Binds to troponin - C.
Exposes site on actin molecule.
Binding results in ATP hypdrolysis.
Movement 'ratcheting' between actin / myosin heads.
Filaments slide past each other.
Sarcomere shortening - contraction.

27. ECG Waveforms. Summative measure of action potentials.
Different waves represent atrial and ventricular depolarisation and repolarisation.
Standardised recording measures:
speed 25mm/s
1Mv = 10mm vertically
Allows comparison, calculation of normal and abnormal values.

28. ECG Waveform.

29. P wave. Atrial depolarisation.
Impulse from SA node - spread throughout atria.
Results in atrial contraction.
PR interval = impulse in AV node.
Adequate time for ventricular filling.

30. QRS Complex.
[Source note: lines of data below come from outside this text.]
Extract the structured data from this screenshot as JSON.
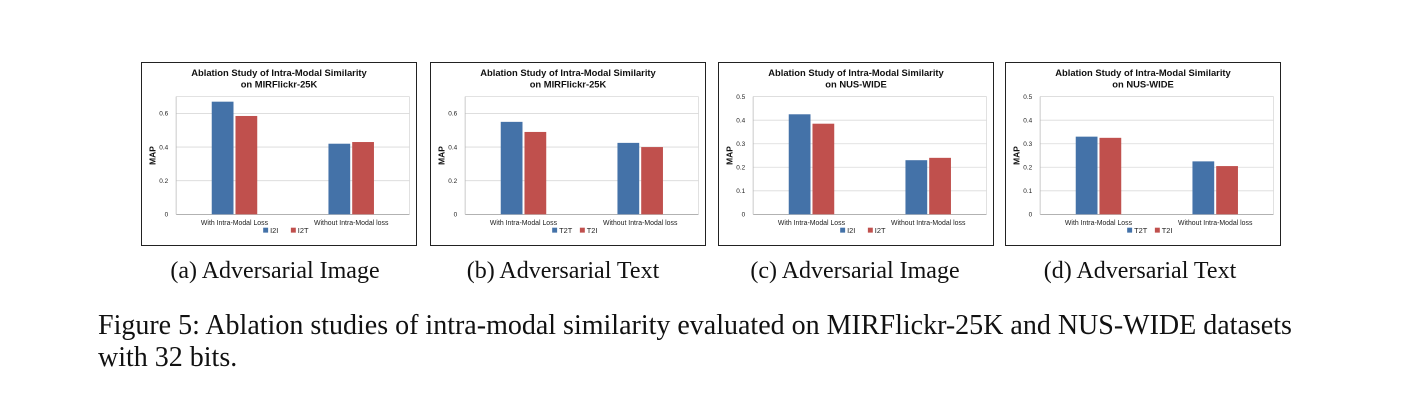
{
  "chart_data": [
    {
      "type": "bar",
      "title": "Ablation Study of Intra-Modal Similarity",
      "subtitle": "on MIRFlickr-25K",
      "ylabel": "MAP",
      "ylim": [
        0,
        0.7
      ],
      "yticks": [
        "0",
        "0.2",
        "0.4",
        "0.6"
      ],
      "ytick_values": [
        0,
        0.2,
        0.4,
        0.6
      ],
      "categories": [
        "With Intra-Modal Loss",
        "Without Intra-Modal loss"
      ],
      "series": [
        {
          "name": "I2I",
          "color": "#4472a8",
          "values": [
            0.67,
            0.42
          ]
        },
        {
          "name": "I2T",
          "color": "#c0504d",
          "values": [
            0.585,
            0.43
          ]
        }
      ],
      "grid": true,
      "legend_position": "bottom"
    },
    {
      "type": "bar",
      "title": "Ablation Study of Intra-Modal Similarity",
      "subtitle": "on MIRFlickr-25K",
      "ylabel": "MAP",
      "ylim": [
        0,
        0.7
      ],
      "yticks": [
        "0",
        "0.2",
        "0.4",
        "0.6"
      ],
      "ytick_values": [
        0,
        0.2,
        0.4,
        0.6
      ],
      "categories": [
        "With Intra-Modal Loss",
        "Without Intra-Modal loss"
      ],
      "series": [
        {
          "name": "T2T",
          "color": "#4472a8",
          "values": [
            0.55,
            0.425
          ]
        },
        {
          "name": "T2I",
          "color": "#c0504d",
          "values": [
            0.49,
            0.4
          ]
        }
      ],
      "grid": true,
      "legend_position": "bottom"
    },
    {
      "type": "bar",
      "title": "Ablation Study of Intra-Modal Similarity",
      "subtitle": "on NUS-WIDE",
      "ylabel": "MAP",
      "ylim": [
        0,
        0.5
      ],
      "yticks": [
        "0",
        "0.1",
        "0.2",
        "0.3",
        "0.4",
        "0.5"
      ],
      "ytick_values": [
        0,
        0.1,
        0.2,
        0.3,
        0.4,
        0.5
      ],
      "categories": [
        "With Intra-Modal Loss",
        "Without Intra-Modal loss"
      ],
      "series": [
        {
          "name": "I2I",
          "color": "#4472a8",
          "values": [
            0.425,
            0.23
          ]
        },
        {
          "name": "I2T",
          "color": "#c0504d",
          "values": [
            0.385,
            0.24
          ]
        }
      ],
      "grid": true,
      "legend_position": "bottom"
    },
    {
      "type": "bar",
      "title": "Ablation Study of Intra-Modal Similarity",
      "subtitle": "on NUS-WIDE",
      "ylabel": "MAP",
      "ylim": [
        0,
        0.5
      ],
      "yticks": [
        "0",
        "0.1",
        "0.2",
        "0.3",
        "0.4",
        "0.5"
      ],
      "ytick_values": [
        0,
        0.1,
        0.2,
        0.3,
        0.4,
        0.5
      ],
      "categories": [
        "With Intra-Modal Loss",
        "Without Intra-Modal loss"
      ],
      "series": [
        {
          "name": "T2T",
          "color": "#4472a8",
          "values": [
            0.33,
            0.225
          ]
        },
        {
          "name": "T2I",
          "color": "#c0504d",
          "values": [
            0.325,
            0.205
          ]
        }
      ],
      "grid": true,
      "legend_position": "bottom"
    }
  ],
  "subcaptions": [
    "(a) Adversarial Image",
    "(b) Adversarial Text",
    "(c) Adversarial Image",
    "(d) Adversarial Text"
  ],
  "figure_caption": "Figure 5: Ablation studies of intra-modal similarity evaluated on MIRFlickr-25K and NUS-WIDE datasets with 32 bits."
}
Ventricular depolarisation.
Rapid and powerful contraction.
Shape of trace depends on:
electrode position
pathophysiology
conduction abnormality.

31. ST segment. Normally iso-electric.
Point at which entire ventricle is depolarised.
Corresponds to the plateau phase of ventricular depolarisation.
Important in recognising ventricular ischaemia / hypoxia.

32. T wave. Ventricular repolarisation.
Longer in duration than depolarisation.
Sometimes 'U' wave.
Additional repolarisation wave.
If very prominent then sometimes pathology.

33. Q-T Interval.
Total time for ventricular depolarisation and repolarisation.
Length of ventricular action potential.
Can be diagnostic for certain types of arrhythmia.
Changes depending on heart rate:
High HR shorter interval.

34. Conclusion.
There are detailed physiological processes involved in cardiac myocyte and pacemaker stimulation.
All electrophysiological events lead to mechanical responses - 'excitation contraction coupling'.
Electrophysiology is therefore a key regulator of cardiac output.
ECG waveforms are recordings of cardiac action potentials 'as a whole'.
These waveforms are standardised to allow for consistent measurement worldwide.